March 20, 2009


Stewards of hope: An image for our time

Writing on “the spiritual basis and ecclesial identity of theology” in his book The Nature and Mission of Theology, Cardinal Joseph Ratzinger (now Pope Benedict XVI) describes a powerful image found in the Romanesque cathedral of Troia in southern Italy.

The image, a sculpture found on the pulpit, dates back to 1158 and depicts an amazing scene: A huge lion has captured a lamb and is in the process of devouring it with its powerful claws and teeth. The lamb’s body is already torn open. Its bones are visible, and it’s obvious that bits of flesh have already been gobbled away. Only the infinitely mournful gaze of the little animal assures the onlooker that the lamb, though almost torn to pieces, is still alive.

A third animal, a small white dog, is attacking the lion although it is clearly no match for it. The little dog will not succeed in its efforts to defeat the much larger animal, but its attack will oblige the beast to release the lamb. The dog sacrifices itself to protect the lamb from the brutal violence of the predatory lion.

“Whereas the significance of the lamb is in some sense clear,” the Holy Father writes, “the question remains to be answered: Who is the lion? Who is the small white dog?”

No official explanation exists. The artist left no interpretation of his work, and there are no references to this sculpture in art history.

As a result, Pope Benedict suggests an interpretation based on his understanding of the time in which the work was created and its location on the cathedral’s pulpit.

The lamb is Christ’s Church. The lion is heresy (false teaching), which is tearing apart the Church, and the small dog is the truth (sacred doctrine) which courageously attempts to save the Church from the deadly grip of untruth.
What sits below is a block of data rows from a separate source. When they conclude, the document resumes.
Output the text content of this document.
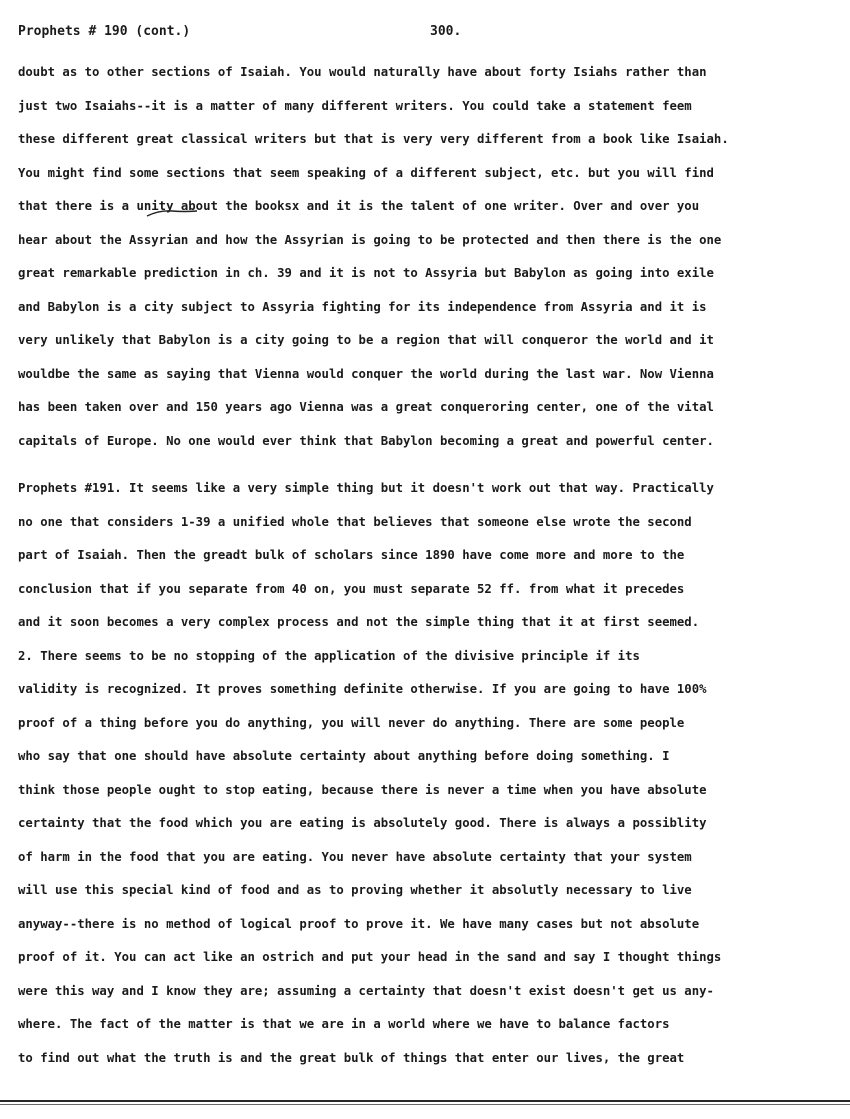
Prophets # 190 (cont.)	300.
doubt as to other sections of Isaiah. You would naturally have about forty Isiahs rather than
just two Isaiahs--it is a matter of many different writers. You could take a statement feem
these different great classical writers but that is very very different from a book like Isaiah.
You might find some sections that seem speaking of a different subject, etc. but you will find
that there is a unity about the booksx and it is the talent of one writer. Over and over you
hear about the Assyrian and how the Assyrian is going to be protected and then there is the one
great remarkable prediction in ch. 39 and it is not to Assyria but Babylon as going into exile
and Babylon is a city subject to Assyria fighting for its independence from Assyria and it is
very unlikely that Babylon is a city going to be a region that will conqueror the world and it
wouldbe the same as saying that Vienna would conquer the world during the last war. Now Vienna
has been taken over and 150 years ago Vienna was a great conqueroring center, one of the vital
capitals of Europe. No one would ever think that Babylon becoming a great and powerful center.
Prophets #191. It seems like a very simple thing but it doesn't work out that way. Practically
no one that considers 1-39 a unified whole that believes that someone else wrote the second
part of Isaiah. Then the greadt bulk of scholars since 1890 have come more and more to the
conclusion that if you separate from 40 on, you must separate 52 ff. from what it precedes
and it soon becomes a very complex process and not the simple thing that it at first seemed.
2. There seems to be no stopping of the application of the divisive principle if its
validity is recognized. It proves something definite otherwise. If you are going to have 100%
proof of a thing before you do anything, you will never do anything. There are some people
who say that one should have absolute certainty about anything before doing something. I
think those people ought to stop eating, because there is never a time when you have absolute
certainty that the food which you are eating is absolutely good. There is always a possiblity
of harm in the food that you are eating. You never have absolute certainty that your system
will use this special kind of food and as to proving whether it absolutly necessary to live
anyway--there is no method of logical proof to prove it. We have many cases but not absolute
proof of it. You can act like an ostrich and put your head in the sand and say I thought things
were this way and I know they are; assuming a certainty that doesn't exist doesn't get us any-
where. The fact of the matter is that we are in a world where we have to balance factors
to find out what the truth is and the great bulk of things that enter our lives, the great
The pope concludes his reflection on this sacred work of art by suggesting that this image, which asks a question that can never be answered decisively, can be seen “as an examination of conscience for pastors and for theologians, since both can be ravening predators or protectors of the flock.”

With due respect to the Holy Father, and to the original artist, I would like to suggest another interpretation which in no way contradicts this view, but perhaps brings it into sharper focus for our times. Suppose we look at the three animals this way:

  • The lamb represents the most vulnerable members of our human family—the unborn and those who are unable to care for themselves.
  • The lion represents the false teaching of those who view human life as disposable (using euphemisms such as “reproductive choice” or “mercy killing”).
  • The small white dog stands for people of good will who oppose the destructive forces of evil that are tearing apart those who are most innocent and unable to defend themselves.
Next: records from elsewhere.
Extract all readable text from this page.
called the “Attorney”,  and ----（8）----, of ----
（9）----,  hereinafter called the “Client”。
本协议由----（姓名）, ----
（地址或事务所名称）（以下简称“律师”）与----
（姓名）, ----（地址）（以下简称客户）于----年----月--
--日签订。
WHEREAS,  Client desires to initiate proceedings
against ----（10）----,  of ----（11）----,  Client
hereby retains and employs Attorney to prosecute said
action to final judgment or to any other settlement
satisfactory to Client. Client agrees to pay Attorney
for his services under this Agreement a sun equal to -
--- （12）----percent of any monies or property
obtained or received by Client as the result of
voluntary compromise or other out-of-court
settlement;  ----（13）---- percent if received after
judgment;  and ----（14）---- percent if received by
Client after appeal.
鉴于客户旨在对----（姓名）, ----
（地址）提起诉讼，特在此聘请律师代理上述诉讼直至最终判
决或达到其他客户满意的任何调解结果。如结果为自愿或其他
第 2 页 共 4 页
From a human perspective, the actions of the small white dog are pure foolishness. The weaker animal cannot hope to defeat the much stronger one.

And yet, Pope Benedict reminds us that, in this sacred image, the dog is a guardian or steward of hope. “It is the sheep dog, which stands for the shepherd himself: The good shepherd lays down his life for the sheep” (Jn 10:11).
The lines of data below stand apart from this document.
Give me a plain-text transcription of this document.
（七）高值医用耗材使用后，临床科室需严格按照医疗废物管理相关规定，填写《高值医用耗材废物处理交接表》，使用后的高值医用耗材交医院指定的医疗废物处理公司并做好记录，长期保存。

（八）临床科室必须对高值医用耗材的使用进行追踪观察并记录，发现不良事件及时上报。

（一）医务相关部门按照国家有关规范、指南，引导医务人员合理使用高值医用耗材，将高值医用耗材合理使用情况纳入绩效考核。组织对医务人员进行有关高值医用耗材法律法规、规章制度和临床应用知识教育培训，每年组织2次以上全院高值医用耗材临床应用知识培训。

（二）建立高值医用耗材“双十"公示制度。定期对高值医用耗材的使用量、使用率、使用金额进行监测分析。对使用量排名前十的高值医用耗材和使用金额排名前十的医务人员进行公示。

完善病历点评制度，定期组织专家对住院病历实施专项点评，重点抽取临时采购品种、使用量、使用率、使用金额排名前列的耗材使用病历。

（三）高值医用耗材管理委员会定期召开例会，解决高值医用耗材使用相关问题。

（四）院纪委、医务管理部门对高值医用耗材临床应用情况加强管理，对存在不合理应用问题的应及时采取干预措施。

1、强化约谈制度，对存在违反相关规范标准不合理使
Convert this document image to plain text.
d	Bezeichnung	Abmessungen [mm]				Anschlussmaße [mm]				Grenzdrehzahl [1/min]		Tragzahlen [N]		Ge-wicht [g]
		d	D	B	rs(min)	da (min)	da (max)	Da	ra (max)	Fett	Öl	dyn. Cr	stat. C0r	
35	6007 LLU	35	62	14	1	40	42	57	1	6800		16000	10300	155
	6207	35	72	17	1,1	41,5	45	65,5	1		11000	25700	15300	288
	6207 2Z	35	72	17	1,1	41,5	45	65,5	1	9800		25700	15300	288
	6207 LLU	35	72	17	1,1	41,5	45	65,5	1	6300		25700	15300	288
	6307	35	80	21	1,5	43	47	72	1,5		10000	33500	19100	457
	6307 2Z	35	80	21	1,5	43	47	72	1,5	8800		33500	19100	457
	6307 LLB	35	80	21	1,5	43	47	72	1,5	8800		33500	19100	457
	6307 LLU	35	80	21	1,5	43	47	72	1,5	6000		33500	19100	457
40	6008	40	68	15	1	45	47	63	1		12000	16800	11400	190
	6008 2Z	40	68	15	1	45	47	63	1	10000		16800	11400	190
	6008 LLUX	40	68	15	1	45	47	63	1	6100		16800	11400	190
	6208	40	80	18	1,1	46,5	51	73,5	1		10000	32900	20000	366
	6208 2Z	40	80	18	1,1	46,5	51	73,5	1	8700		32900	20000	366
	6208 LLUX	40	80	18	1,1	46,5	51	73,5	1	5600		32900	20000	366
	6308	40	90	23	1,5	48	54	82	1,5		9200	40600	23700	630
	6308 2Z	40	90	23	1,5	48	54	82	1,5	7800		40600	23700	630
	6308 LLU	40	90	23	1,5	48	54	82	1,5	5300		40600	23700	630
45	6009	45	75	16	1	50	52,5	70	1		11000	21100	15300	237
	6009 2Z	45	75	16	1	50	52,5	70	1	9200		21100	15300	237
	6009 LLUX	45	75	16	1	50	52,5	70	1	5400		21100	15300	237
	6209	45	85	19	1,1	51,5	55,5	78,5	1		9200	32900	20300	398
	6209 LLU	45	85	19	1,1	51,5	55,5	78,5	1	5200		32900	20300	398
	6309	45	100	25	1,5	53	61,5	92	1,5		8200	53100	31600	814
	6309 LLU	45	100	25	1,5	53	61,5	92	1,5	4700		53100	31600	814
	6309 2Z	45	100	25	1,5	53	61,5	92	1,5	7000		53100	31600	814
We are called to be stewards of hope. Like the little white dog, we dare not hesitate in attacking the larger and more powerful forces that are out there—tearing apart the innocent and the weak.

And lest we forget, the image on the pulpit in the cathedral of Troia reminds us most graphically that our sacrifices can truly make a difference no matter how foolish and inconsequential they may appear to be.

Let’s not hesitate to take on the brutal violence of our day—in whatever forms it appears. As guardians of hope, we are called to defend the weak against the powerful forces of evil.

May God give us the courage and the strength to be faithful stewards of his holy hope.